I shook my head at our situation, but I couldn’t deny some small part of me was relived she was here—and that I wasn’t totally alone in the world again.
Luna:
* * *
I’d gone to most of the shows in Vegas before—Rosalie had sent me out to influence or sleep with men and women on “dates” often enough to get her way.
But this was different. A true ballet, just like the ones I’d used to dance in and go to when I was a child.

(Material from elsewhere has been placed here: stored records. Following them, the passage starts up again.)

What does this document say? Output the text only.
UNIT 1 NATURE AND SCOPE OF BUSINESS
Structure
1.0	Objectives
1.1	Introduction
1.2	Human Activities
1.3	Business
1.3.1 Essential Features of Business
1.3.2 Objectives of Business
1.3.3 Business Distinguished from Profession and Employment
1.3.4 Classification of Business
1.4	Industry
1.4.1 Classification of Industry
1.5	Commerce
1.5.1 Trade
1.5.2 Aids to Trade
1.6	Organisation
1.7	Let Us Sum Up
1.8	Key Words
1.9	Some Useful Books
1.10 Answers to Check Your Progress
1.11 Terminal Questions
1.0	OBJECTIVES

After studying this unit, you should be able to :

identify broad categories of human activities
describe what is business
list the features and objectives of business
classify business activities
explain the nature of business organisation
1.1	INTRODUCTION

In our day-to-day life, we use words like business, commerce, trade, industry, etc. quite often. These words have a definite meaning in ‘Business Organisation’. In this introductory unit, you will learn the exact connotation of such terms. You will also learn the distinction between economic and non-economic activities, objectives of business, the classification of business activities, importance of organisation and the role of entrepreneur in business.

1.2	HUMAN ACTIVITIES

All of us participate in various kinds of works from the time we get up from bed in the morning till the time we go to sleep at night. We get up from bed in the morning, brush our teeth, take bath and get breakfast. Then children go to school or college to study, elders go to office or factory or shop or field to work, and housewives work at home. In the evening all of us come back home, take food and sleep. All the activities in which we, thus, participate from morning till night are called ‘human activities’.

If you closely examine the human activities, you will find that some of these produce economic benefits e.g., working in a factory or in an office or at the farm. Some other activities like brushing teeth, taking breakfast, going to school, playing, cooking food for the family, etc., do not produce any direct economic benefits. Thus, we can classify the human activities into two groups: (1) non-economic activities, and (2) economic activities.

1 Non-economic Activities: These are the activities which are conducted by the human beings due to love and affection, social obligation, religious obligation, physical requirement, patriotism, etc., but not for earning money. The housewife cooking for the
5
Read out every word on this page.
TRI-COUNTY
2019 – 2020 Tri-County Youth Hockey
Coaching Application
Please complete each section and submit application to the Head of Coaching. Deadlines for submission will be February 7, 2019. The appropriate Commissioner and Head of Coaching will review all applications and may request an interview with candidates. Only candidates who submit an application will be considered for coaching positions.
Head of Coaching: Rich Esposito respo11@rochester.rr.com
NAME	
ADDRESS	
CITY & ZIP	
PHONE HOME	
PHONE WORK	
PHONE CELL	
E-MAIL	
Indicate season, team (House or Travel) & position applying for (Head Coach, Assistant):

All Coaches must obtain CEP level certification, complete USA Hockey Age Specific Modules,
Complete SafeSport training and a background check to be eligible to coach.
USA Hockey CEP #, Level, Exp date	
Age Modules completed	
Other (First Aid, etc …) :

I went to sleep on Jack’s couch looking forward to waking up for once, and went shopping before I headed into Dark Ink. The artists there waved or nodded, and Nilesh wasn’t there, hooray for me. I caught up on phone calls and emails, then worked up an online calendar everyone could put their interests in shifts in, sent that out, collected chair fees, and ordered more supplies. All of that kept me fairly busy until nightfall, but once I noticed it was dark, I begged off, kicking my boots off in the office and then hopping into the bathroom—that I had personally cleaned, earlier in the day, because I currently had no choice but to be fucking full service, and I didn’t think anyone else would do it—to squirm into the dress I’d bought for the evening. It was light blue, like my eyes, and shimmery, with a bit of a swing around the hem. I pulled on newly purchased heels, too, and switched up my makeup a bit, lightening things with a hint of glitter. All in all, I was feeling quite presentable by the time I stepped out.
I should’ve known my luck wouldn’t hold—the second I opened the door, I saw Nilesh, waiting. He was leaning against the chair at his station, and giving me a soulfully hurt look.
It was really fucking sexy.
Goddammit.
I angled to go hide in the office again, but he got up and blocked me. “Can I take you out tonight?” he asked, looking down, his voice low enough that no one else could hear him.
“No,” I said, quickly shaking my head.
One of his eyebrows quirked up. “Can we talk?”
“Also no,” I repeated, and then the front door chimed as Jack walked in. He’d dressed himself up for the evening as well, with maybe the first long-sleeved shirt I’d ever seen him in. It was a crisply ironed deep blue number that made both his pale skin and the tattoos across his knuckles pop. He was still in jeans, but he might have actually polished his boots, and his dark brown hair was slicked back, though a rogue piece of it wanted to fall over one eye. And while somewhere in the few weeks of knowing him, my brain had slotted him firmly into an older-brother category rather than a potential conquest, I had to admit he was hot, especially when he saw me and gave me a cocksure smile.